自分の固定概念
スタンピードが迫っていること知らされたため、銀色の風で会議を行う。いつもあまり話さないジャックさんがまず話し始めた。
「いつも通りでいいんだよな?」
「うん、いつ通りジャックが前衛、私が中衛、ローラが後衛でいいんじゃないかな?」
「そうね」
俺を除く3人で会話が進んでいく。でもこれはしょうがない事。俺はまだ銀色の風に加入して日が浅い。ここで俺も戦闘に参加すると連携などが崩れる可能性が高い。
「アッシュくんは別の依頼が来ているわ」
「俺にですか?」
「うん。バフ付きのポーションをできる限り多く作ってほしいとギルドから言われたわ。できれば300個ほど」
「それは...」
300個...。スタンピードがウーディネに近づくのにおよそ3日。俺が1日に作れる最大個数は現状50個ほどだ。2倍のポーションを作ることは今の俺には無理だった。
「アッシュくんは残りの日数で何個作れる?」
「150...。いや200前後は作れるかもしれません。でも300個は...」
「そうだよね。一応できる限りって言われているから頑張って作ってみて。今日から別々行動だけど大丈夫?」
「はい」
ここで俺だけ席を離脱して部屋に戻る。はっきり言って俺の魔力量では1日作れるのは50個が限界。でも希望されている個数は300個ほどである。到底今の俺では無理なこと。

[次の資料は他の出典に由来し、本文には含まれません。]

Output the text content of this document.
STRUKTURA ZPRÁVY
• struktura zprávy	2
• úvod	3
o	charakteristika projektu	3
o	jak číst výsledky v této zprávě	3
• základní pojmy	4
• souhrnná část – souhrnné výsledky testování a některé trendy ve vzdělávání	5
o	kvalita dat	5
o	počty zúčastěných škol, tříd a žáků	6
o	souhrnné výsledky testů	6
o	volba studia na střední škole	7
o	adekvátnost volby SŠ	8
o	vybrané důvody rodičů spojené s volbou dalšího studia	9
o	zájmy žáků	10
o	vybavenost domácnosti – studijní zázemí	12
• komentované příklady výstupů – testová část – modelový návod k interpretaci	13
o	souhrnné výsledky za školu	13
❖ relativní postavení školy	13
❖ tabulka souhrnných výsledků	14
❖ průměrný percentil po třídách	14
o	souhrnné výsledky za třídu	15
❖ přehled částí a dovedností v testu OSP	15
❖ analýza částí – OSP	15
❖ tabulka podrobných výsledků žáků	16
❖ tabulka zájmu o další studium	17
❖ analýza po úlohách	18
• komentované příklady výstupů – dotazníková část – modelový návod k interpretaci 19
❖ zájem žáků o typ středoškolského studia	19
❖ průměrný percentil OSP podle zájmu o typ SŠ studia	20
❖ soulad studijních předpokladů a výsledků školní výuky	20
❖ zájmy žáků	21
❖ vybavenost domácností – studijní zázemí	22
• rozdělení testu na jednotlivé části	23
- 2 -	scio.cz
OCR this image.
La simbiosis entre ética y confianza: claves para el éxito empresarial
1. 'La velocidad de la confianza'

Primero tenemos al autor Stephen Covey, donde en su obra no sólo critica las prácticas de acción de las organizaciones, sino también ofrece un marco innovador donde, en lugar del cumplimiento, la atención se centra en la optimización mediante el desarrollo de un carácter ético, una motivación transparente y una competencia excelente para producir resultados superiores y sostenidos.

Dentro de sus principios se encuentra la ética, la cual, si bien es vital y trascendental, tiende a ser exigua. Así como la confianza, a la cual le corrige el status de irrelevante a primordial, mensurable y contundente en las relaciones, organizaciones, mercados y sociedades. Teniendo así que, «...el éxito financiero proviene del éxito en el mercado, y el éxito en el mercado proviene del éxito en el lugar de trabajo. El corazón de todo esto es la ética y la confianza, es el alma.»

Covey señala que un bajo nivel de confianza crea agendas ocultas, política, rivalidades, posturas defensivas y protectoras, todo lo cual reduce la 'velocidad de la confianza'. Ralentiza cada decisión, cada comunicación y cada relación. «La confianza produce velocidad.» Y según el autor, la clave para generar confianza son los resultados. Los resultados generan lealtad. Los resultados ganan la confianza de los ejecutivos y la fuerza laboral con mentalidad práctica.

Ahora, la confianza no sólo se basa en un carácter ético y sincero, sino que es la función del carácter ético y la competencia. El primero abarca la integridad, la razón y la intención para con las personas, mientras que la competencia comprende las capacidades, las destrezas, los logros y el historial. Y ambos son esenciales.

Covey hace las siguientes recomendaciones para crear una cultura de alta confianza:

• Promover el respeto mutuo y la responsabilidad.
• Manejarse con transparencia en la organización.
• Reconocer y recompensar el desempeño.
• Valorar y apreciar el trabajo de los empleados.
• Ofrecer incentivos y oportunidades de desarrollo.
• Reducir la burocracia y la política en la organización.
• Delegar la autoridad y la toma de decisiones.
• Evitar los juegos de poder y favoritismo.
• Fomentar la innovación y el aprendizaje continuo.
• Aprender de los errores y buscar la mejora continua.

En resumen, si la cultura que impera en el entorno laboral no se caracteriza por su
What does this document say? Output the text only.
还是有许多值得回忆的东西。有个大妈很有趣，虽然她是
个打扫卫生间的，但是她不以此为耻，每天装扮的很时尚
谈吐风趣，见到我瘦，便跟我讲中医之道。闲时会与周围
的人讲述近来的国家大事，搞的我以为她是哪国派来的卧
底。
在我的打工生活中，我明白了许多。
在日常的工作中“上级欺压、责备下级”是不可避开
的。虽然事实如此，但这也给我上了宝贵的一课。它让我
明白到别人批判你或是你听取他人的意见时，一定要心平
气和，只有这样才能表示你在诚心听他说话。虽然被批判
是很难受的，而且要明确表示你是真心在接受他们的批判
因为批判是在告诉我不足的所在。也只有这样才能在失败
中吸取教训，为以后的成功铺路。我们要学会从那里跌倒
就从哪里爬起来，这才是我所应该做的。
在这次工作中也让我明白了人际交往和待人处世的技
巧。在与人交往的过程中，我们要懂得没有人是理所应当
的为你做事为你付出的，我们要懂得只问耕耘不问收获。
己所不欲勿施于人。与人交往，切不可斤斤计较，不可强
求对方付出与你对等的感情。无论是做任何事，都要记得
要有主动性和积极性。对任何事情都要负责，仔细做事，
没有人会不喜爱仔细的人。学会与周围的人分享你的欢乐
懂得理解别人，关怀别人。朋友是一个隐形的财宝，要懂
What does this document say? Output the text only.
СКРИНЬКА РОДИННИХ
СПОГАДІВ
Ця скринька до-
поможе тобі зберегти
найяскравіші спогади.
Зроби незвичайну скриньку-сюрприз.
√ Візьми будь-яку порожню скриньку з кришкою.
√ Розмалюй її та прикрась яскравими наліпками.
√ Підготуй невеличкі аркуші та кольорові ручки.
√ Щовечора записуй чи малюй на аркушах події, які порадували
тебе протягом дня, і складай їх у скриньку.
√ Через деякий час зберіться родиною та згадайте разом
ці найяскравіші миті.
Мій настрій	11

俺が作っているポーションを他の人にも作ってもらうのが一番手っ取り早い。でもそれは限りなく無理に近い。普通のポーションなら誰でも作れるだろうが、バフ付きのポーションになると魔素を取り込む作業と俺の魔力が必要になる。もしかしたら魔素を取り込むことができる人はいるかもしれない。でも俺の魔力はどうする? 魔力量的に限界なのに俺の魔力が必要になるなら本末転倒だ。
(どうするか...)
悩んでいてもしょうがない。今できることをしよう。俺はポーションを作り始める。数時間ほどしてポーションを50個ほど作り終えるとグッとだるさが来た。
そして次の日。いいアイディアが出てこず、今日も50個作って一日が終わろうとする。
(このままでいいのか? 俺が作るポーションで人一人の命が助かるかもしれない)
作れない自分に葛藤しながらベットの中で横たわる。そこでルミアさんと話していた時のことを思い出す。
{調合士って職業はいろいろなことに応用が利くんじゃないかな?}
そうか...。俺は調合士っていう固定概念に縛られていたのかもしれない。もしかしたら...。もしかしたらこの方法でポーションではない方法でバフをかけられるのかもしれない。
俺はすぐさまローラさんのもとに向かった。